1.  **Step 1 (`Energy`):**
    *   Could be `/s/` or `/p/`.
    *   **Inference:** Must be **`/s/`** because Initial Prob for `/p/` is 0.

2.  **Step 2 (`Energy`):**
    *   Could be `/s/` (loop) or `/p/` (next).
    *   **Inference:** **`/p/`** is chosen because the transition `/s/` → `/p/` ($0.8$) is much stronger than `/s/` → `/s/` ($0.1$).

3.  **Step 3 (`Pitch`):**
    *   **Inference:** **`/ie:/`** is chosen. It has the highest emission for Pitch ($0.5$) and follows `/p/` with high probability ($0.8$).

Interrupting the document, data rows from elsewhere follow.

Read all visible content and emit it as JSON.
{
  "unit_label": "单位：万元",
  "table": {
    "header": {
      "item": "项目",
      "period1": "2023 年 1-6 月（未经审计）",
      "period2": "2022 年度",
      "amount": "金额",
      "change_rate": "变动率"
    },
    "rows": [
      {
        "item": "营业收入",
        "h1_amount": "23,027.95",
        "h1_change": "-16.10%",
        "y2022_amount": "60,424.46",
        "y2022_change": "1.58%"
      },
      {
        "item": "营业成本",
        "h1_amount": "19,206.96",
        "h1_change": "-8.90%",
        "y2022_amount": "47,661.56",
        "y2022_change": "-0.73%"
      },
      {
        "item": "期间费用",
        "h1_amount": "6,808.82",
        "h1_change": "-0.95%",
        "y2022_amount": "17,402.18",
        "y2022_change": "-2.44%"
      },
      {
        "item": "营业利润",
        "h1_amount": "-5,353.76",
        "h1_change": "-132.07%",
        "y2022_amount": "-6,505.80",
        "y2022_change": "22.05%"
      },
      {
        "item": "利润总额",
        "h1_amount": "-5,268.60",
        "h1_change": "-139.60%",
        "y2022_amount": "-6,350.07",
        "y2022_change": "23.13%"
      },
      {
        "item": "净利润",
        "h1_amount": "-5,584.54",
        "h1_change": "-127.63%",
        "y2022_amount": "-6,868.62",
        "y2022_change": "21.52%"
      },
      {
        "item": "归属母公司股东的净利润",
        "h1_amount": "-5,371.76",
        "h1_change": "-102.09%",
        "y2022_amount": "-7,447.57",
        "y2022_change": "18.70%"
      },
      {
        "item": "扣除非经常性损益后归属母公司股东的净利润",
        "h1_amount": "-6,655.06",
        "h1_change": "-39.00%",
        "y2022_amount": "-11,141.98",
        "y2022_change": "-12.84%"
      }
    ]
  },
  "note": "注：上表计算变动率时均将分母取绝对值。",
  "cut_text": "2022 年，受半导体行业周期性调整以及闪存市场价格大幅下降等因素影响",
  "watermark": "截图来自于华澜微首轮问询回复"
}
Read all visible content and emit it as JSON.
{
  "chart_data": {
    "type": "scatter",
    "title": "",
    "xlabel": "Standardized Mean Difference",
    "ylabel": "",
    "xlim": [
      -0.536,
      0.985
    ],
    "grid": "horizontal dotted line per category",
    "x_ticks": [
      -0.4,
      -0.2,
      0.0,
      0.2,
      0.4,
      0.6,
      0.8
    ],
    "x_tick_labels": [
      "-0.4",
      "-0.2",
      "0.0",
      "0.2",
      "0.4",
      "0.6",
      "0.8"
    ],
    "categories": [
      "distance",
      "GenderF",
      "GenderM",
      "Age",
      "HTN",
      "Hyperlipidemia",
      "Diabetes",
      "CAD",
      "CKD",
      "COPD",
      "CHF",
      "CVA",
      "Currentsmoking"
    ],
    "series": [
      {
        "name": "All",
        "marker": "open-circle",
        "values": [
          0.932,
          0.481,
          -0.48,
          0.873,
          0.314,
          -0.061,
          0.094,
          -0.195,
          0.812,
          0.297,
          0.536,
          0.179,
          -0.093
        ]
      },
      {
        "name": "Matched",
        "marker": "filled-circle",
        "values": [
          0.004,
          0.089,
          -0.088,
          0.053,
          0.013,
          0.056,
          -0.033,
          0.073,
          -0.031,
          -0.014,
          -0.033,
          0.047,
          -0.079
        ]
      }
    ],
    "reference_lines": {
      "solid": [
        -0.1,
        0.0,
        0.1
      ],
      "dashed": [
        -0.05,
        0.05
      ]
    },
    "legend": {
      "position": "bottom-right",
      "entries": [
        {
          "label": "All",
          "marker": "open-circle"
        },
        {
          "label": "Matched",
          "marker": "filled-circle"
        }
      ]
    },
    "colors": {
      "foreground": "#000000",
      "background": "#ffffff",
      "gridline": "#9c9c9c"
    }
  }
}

4.  **Step 4 (`Energy`):**
    *   **Inference:** **`/tʃ/`** is chosen. It emits Energy ($0.4$) and follows `/ie:/` ($0.8$).

### 3. Conclusion
The model successfully demonstrates how HMMs combine **prior knowledge** (transition rules) with **current evidence** (emissions) to resolve ambiguity. Even if the acoustic signal (observation) is identical for two steps (e.g., "Energy", "Energy"), the model knows that the underlying phonemes must be different (`/s/` then `/p/`) based on the learned sequence structure.
"""